Built Form, Resource & Consumption/ Ready





The semester five studio engages with harvesting, consuming and managing the resources at the stand-alone building scale in an urban fabric. The ambition here is to imagine and suggest multiple interpretations of a built form that liberates the community of its dependencies for its essential services from the city grid. Instead, it suggested a way of living for all of its inhabitants. This exercise provided opportunities to rethink the spatial relationship between natural flows like air, water, light, and human activities interface. The certified green building typology, which usually lacks coherent thinking between the space, form, resources and technology, becomes the impetus for this project.




Following are the architectural questions that the studio absorbed in the process of design thinking;

1. What is the nature of spatial configurations that reduces the demand for resources to build and operate the building?

2. What is the architecture of Harnessing resources for buildings?

3. How does space get generated through alternative building systems?

4. How does space become a derivative of building services and systems?

5. How do you start structuring space such that the harnessed resources become a part of life and living experience?

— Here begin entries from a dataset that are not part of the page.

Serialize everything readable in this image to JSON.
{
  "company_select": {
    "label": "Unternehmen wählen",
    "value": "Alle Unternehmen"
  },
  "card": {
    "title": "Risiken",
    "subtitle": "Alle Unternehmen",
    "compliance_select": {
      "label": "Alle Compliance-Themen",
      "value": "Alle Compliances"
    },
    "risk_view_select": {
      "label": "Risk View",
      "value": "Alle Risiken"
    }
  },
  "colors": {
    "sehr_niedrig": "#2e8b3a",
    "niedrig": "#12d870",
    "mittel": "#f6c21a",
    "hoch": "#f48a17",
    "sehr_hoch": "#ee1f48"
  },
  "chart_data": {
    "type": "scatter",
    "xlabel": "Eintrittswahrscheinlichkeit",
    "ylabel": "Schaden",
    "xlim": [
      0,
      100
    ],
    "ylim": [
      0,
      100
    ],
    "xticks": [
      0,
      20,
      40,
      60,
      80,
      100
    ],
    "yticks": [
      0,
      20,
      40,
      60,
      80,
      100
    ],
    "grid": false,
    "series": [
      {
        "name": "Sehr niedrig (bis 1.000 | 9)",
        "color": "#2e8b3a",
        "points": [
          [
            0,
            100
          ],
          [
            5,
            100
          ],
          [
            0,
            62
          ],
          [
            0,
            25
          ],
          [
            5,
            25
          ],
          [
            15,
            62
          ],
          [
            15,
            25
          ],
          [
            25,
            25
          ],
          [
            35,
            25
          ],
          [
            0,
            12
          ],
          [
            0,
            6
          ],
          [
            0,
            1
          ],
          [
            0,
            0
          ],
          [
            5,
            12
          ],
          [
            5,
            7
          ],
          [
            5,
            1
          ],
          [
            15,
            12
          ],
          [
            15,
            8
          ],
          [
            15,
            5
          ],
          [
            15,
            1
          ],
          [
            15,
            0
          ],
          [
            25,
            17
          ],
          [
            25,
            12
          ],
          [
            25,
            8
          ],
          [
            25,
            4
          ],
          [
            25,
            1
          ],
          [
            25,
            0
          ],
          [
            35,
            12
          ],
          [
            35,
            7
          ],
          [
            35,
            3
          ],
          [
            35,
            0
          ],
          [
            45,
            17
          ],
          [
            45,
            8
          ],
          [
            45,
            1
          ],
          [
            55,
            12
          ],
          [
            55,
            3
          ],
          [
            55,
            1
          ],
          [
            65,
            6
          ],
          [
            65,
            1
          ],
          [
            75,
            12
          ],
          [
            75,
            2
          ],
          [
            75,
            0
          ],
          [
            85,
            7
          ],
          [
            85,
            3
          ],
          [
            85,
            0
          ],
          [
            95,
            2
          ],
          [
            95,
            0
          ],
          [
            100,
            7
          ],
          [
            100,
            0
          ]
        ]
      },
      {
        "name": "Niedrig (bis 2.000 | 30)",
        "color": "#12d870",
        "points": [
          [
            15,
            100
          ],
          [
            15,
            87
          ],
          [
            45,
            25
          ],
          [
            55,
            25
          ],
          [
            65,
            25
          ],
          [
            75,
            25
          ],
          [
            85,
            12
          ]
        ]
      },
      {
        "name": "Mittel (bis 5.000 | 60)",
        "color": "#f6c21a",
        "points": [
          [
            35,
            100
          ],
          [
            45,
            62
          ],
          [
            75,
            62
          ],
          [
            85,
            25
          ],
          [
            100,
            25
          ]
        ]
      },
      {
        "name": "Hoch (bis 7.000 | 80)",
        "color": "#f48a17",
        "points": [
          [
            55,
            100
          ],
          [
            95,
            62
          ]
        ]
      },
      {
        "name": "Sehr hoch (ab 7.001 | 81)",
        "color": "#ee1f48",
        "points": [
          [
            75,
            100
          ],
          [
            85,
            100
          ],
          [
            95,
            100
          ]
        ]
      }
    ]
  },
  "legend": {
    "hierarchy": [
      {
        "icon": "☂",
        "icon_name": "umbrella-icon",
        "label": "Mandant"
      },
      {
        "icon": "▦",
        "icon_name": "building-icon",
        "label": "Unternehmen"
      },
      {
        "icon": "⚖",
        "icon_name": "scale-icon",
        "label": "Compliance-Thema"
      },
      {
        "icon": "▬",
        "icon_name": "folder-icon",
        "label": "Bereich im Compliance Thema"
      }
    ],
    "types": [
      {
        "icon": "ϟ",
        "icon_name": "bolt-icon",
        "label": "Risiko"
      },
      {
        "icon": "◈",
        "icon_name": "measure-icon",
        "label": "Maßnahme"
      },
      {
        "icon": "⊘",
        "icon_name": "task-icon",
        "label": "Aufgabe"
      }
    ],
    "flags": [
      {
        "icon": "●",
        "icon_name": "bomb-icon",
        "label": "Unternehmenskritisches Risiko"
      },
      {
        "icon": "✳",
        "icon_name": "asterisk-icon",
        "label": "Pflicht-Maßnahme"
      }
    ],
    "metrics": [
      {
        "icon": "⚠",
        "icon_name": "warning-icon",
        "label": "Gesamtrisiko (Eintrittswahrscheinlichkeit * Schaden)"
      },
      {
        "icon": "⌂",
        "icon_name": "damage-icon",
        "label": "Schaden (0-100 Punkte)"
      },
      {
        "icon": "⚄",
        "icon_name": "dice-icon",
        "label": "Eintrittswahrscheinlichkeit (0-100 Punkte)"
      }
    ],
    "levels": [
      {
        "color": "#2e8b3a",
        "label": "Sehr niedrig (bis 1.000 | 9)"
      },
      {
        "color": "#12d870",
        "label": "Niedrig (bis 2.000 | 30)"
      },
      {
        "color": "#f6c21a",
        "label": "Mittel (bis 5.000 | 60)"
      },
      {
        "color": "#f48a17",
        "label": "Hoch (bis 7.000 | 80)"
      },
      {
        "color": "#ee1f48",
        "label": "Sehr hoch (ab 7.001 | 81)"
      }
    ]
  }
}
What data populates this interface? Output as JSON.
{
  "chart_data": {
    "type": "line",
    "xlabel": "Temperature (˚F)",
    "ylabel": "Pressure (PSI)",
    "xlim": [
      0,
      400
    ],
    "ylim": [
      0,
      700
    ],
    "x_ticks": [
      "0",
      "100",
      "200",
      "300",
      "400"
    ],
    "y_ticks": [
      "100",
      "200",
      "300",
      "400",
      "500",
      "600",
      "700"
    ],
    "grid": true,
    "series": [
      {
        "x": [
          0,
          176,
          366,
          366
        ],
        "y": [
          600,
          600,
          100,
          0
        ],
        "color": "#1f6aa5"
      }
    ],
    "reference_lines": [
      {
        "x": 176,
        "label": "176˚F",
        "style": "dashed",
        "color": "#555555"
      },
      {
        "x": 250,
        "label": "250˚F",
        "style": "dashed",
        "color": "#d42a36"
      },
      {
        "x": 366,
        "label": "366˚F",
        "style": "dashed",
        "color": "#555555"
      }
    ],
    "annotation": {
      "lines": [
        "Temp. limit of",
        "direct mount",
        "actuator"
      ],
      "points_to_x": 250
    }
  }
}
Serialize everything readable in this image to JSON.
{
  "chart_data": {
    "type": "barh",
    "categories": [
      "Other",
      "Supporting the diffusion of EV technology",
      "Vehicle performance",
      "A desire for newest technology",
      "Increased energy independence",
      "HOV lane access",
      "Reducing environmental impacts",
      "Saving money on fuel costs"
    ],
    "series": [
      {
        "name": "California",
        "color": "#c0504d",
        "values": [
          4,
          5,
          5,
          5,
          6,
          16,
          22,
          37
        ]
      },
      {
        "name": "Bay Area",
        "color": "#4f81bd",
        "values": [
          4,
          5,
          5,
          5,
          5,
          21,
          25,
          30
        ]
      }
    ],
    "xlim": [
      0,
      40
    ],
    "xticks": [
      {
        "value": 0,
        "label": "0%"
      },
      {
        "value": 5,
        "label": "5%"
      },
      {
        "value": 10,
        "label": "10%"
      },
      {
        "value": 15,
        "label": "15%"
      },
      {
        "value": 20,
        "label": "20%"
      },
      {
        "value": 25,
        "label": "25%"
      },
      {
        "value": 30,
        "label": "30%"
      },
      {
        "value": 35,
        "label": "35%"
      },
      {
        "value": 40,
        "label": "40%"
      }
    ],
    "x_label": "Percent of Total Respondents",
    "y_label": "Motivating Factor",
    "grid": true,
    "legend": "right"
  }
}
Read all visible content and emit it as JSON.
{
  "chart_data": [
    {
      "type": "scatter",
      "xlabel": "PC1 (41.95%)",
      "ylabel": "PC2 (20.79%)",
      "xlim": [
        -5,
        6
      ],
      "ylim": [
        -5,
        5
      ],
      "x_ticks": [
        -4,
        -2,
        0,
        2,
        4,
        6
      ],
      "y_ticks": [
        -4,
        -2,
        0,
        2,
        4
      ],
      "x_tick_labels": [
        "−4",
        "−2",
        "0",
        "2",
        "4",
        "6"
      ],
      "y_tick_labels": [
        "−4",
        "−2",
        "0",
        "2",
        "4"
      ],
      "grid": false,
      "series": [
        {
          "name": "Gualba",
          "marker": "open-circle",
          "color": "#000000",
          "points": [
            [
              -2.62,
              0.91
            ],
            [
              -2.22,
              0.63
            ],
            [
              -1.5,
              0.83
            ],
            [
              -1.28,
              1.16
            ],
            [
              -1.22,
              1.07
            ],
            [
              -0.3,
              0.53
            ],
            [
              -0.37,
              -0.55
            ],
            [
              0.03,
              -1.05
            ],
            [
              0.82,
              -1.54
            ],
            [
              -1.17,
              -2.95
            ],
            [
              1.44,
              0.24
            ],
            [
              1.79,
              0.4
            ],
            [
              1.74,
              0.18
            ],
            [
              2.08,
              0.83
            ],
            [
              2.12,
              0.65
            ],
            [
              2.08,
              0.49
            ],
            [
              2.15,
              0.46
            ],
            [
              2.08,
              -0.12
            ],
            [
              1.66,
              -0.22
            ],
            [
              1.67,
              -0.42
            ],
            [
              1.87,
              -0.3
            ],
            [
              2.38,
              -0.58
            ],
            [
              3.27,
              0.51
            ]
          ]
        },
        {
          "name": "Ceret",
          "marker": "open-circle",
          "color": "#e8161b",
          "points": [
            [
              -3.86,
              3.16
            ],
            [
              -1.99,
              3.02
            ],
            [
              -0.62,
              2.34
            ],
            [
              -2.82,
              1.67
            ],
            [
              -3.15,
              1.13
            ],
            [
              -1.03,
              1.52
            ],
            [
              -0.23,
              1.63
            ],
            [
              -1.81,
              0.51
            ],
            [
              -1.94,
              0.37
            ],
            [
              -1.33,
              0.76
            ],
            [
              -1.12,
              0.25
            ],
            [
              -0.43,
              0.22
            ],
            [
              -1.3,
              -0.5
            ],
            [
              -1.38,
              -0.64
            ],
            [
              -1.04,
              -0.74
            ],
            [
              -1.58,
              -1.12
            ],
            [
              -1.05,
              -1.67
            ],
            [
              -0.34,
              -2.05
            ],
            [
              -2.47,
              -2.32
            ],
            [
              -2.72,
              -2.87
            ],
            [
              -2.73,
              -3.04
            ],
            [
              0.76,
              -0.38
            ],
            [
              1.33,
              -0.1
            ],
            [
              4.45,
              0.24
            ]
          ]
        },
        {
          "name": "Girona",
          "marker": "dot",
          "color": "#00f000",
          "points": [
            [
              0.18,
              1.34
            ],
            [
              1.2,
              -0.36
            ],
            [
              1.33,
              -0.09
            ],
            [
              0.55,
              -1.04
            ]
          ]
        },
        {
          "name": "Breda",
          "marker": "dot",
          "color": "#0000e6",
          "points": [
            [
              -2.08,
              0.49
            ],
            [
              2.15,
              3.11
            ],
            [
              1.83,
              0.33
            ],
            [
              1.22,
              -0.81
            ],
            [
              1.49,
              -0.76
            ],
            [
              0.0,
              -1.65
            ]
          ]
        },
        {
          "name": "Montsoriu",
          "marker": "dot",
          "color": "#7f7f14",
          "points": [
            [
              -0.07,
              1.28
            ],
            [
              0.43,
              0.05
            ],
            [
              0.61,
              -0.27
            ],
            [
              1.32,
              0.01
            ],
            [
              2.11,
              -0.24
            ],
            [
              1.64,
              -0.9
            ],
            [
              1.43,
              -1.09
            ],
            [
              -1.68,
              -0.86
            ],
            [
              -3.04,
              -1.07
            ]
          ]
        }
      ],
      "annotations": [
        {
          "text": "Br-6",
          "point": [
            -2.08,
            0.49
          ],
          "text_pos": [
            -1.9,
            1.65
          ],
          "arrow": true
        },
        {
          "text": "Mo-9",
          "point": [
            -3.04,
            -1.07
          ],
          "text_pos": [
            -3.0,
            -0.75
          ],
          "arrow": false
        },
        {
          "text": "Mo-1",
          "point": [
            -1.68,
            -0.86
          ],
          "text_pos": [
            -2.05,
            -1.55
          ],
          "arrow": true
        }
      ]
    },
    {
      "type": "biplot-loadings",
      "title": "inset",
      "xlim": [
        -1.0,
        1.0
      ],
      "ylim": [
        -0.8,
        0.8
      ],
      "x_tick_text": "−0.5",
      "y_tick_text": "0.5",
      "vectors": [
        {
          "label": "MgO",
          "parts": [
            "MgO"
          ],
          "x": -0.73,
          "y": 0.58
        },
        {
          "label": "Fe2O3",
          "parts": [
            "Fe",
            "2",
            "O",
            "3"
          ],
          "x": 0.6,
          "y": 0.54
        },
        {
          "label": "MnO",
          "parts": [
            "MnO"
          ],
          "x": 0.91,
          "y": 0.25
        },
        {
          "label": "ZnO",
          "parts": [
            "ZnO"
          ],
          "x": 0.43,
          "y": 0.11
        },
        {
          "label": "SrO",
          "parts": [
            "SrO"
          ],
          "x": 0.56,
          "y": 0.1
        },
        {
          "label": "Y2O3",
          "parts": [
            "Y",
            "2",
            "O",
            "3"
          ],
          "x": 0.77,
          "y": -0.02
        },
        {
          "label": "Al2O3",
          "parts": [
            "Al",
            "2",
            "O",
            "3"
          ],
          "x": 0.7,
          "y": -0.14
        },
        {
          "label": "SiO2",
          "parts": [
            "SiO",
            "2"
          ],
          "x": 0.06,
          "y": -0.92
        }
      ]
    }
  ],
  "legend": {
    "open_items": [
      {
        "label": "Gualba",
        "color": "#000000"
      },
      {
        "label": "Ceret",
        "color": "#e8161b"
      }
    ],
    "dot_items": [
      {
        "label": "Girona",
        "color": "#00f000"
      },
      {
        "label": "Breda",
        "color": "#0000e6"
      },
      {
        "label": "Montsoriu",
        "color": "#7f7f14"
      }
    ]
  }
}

This year the studio engaged in designing a home for the senior citizens in the Northern Suburban context of Mumbai. Each student started with answering questions like what is a home? What is a home for ageing bodies? What should be home-like in the given context of the neighbourhood? The trajectories of each student were strengthened by the mentor she/ he was deliberating with. Each mentor for this studio crafted an independent six-week journey for the group while keeping the project's intent intact. So, while one group started with the techne and material cycles for their projects, the other spent dedicated time to craft the space for visceral experiences by its users. E.g., water required to be consumed in the building for drinking and other utilities was also explored as a spatial element that could comfort the body and its sensorium.  Some other projects dwelled on a food resource question, where they articulated how the food was grown, harvested, cooked, reused as manure on the site shaped the architecture of the home for its users.


Neel Shah


The project is envisioned as a refuge for the elderlies to escape from their mundane daily routines that they can rent/ reside at for a brief period of time. As different people can come and move out at different times in the site, the project attempts at catering to not static but different needs of its users. Hence, the form of the structure is that of a scaffolding which can be altered, taken down, reused, and has an after life as against the static 50 year life of a typical R.C.C. building. The entire structure is modular and can be assembled and disassembled thus eliminating the longer process of casting, curing, finishing and others.







Shreya Mehta

The project started with documenting the routine experiences of the elder people in the house and their associations with the space and the objects, amenities in the house. While understanding that the space objects became the supports for them to walk and that all of their objects such as the spectacles, water bottle and book. All these first hand experiences crafted the spatial reconfiguration of all the activities within the home. Elements like wind chimes hanging from the roof, not only hinted at the increased velocity of the air but also the sound it makes brings comfort to the inhabitants . So are the cloth walls that are layered over each other having different densities for different spaces  but still retaining its porousness that allows light and air at the same time to feather move and generate dynamism in the still life. The structure that inhabits humans and their objects are made of the steel columns and beams and partitions made of  bricks, fabric, plantation, chimes , continuous railings as supports and creates pauses to catch breath if required.






Riddhi S

The project articulates the space question for the aged bodies and their proximities with other bodies. I began with investigating the typology of chawls where there is an opportunity to coexist and to live together with one another rather than a flat typology where the spaces are introverted and secluded. Designing spaces to be visually and physically connected and that suggested the community living and practices of the people  was the learning from the chawl typologies that I borrowed. The connections, intermediate spaces created a sense of comfort and possibility for exchange of ideas and routines. Sectionally the spaces were connected such that all floors were visually connected and allow for a safe eye over the activities of the inhabitants. Programmatically the project expanded to fold in a community kitchen such that neighbourhood community can come in and engage with the inhabitants thus forming a larger interaction and comfort conditions.